Ik ben wel eens benieuwd hoe het iedereen is vergaan, die vriendjes en vriendinnetjes van weleer. We stonden aan het begin van ons leven en zijn uiteindelijk alle kanten opgegaan.

Wij op onze beurt wisten nauwelijks waar de volwassenen zich mee bezig hielden. Ook zij ontdekten de wereld, hun nieuwe wereld. Mijn ouders kwamen uit een dorp en ze moesten acclimatiseren in de grote stad. Het ging ze goed af. Al snel bouwden zij een vriendenkring op. Dat ze lid waren van de kerk was daarbij een prettige bijkomstigheid. Zij bespraken zaken met elkaar waar wij geen weet van hadden. Zo gaat het en dat is ook goed.

Maar nu ben ik benieuwd naar hoe het leven van onze ouders in die tijd was. Waar hielden ze zich mee bezig? Waar spraken zij over? Wat was belangrijk voor hen? Wat was essentieel? Wat verschafte hen vreugde, wat veroorzaakte verdriet? Welke plannen hadden ze?

We verhuisden een aantal keer, maar de goede vriendschappen van mijn ouders bleven intact.
Toen mijn moeder overleed kwam een van de vroegere vriendinnen naar de crematie. Wij spraken elkaar kort, maar het was een warm gesprek. Ze woonde nog steeds in Den Haag. Niet ver van de plaats waar wij in de jaren vijftig woonden. Een goed verzorgde dame van tegen de tachtig. Weduwe inmiddels.

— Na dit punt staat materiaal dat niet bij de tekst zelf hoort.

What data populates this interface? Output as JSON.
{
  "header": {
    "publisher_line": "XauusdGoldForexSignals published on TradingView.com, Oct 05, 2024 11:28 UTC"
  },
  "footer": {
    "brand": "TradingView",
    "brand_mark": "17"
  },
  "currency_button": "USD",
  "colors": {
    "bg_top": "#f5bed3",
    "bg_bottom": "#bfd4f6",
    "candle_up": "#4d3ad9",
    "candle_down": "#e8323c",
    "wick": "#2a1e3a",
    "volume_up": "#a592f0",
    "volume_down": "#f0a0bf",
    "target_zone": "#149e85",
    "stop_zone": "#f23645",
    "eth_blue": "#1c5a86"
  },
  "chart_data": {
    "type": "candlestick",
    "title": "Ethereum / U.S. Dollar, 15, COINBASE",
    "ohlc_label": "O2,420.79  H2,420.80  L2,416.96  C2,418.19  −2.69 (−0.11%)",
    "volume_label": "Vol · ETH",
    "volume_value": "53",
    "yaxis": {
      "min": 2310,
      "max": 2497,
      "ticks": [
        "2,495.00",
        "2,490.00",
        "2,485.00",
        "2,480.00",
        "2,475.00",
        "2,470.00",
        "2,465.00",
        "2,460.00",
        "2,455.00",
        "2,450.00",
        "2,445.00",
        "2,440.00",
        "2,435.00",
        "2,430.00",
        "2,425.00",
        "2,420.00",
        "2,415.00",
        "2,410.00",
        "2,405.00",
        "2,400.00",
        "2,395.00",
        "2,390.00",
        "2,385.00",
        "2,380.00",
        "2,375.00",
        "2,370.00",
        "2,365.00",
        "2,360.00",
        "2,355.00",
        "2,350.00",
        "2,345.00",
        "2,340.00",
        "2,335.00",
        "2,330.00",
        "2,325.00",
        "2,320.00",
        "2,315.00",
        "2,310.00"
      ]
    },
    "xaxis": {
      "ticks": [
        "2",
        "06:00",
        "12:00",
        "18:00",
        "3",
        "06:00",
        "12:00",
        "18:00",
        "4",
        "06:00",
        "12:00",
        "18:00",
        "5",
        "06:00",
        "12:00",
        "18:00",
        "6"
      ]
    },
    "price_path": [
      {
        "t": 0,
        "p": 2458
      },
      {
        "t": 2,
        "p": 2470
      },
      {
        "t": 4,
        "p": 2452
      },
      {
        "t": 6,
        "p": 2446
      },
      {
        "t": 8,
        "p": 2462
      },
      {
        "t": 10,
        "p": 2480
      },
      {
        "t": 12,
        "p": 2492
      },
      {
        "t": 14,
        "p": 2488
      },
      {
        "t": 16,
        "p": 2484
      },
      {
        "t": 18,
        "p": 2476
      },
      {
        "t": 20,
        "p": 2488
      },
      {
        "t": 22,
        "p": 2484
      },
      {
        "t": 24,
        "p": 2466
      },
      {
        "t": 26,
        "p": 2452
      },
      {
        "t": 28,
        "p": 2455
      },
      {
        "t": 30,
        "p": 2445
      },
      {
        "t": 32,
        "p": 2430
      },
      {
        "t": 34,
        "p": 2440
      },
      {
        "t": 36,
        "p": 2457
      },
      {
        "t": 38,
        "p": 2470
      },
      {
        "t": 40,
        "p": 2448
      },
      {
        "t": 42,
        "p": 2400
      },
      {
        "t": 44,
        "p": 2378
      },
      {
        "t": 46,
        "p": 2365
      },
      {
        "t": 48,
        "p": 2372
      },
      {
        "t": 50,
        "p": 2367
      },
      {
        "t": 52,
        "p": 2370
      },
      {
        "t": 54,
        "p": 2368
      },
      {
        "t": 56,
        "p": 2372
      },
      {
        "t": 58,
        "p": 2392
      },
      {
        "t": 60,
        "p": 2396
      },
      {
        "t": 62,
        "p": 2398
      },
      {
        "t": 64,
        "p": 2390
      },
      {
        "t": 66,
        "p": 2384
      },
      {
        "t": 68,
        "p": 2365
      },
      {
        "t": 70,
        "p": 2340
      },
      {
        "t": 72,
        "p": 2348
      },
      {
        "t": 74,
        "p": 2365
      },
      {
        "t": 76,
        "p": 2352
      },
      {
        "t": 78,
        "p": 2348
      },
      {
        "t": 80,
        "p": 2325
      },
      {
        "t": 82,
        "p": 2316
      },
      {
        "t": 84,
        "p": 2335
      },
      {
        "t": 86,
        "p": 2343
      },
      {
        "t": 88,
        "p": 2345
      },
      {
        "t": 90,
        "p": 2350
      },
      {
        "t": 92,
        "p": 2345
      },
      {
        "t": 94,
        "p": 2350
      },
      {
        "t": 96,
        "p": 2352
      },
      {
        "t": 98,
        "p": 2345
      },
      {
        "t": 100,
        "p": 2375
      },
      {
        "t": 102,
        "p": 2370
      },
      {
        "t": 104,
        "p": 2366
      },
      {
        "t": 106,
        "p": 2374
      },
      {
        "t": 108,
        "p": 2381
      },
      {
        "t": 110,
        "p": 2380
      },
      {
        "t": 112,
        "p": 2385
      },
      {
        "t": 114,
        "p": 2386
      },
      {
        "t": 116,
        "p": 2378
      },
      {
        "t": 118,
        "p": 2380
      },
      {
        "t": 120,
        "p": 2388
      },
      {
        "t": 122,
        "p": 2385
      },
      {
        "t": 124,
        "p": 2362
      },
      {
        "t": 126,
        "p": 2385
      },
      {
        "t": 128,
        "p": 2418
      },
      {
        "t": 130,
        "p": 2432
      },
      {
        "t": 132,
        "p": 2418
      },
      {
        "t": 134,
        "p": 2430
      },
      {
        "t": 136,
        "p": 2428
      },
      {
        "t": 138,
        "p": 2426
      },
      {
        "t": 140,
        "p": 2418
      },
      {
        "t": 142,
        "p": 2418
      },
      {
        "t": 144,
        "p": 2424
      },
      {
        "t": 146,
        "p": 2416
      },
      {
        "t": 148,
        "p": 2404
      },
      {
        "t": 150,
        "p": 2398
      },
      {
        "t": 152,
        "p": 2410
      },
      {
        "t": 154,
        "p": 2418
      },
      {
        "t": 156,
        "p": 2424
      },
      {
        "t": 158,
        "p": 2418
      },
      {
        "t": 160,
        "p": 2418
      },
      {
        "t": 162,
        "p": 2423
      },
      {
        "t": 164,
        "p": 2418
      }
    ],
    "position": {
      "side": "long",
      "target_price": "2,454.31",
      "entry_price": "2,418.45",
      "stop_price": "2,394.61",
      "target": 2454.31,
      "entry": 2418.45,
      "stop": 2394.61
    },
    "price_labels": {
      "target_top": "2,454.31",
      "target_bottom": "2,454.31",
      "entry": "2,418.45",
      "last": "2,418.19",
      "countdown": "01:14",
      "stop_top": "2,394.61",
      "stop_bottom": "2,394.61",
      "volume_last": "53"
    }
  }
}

Nadat mijn vader was overleden kwam zij weer, zoals het goede vrienden betaamt. We spraken af, dat we contact met elkaar zouden opnemen. Dat deden we echt. We bellen elkaar nu zelfs regelmatig. Sturen elkaar kunstkaarten. Raden elkaar boeken aan. En we ontmoeten elkaar. Het mooie is, dat we na een museumbezoek of een concert aan de praat raken over die Haagse tijd. Ik kom zaken aan de weet, die vaag waren, of waar ik alleen maar naar kon gissen, maar die voor de herinnering aan mijn ouders grote waarde hebben.

Door de bijzondere gesprekken met haar, gaan mijn ouders voor mij weer een beetje leven. En voor haar herleeft “die goede oude tijd”.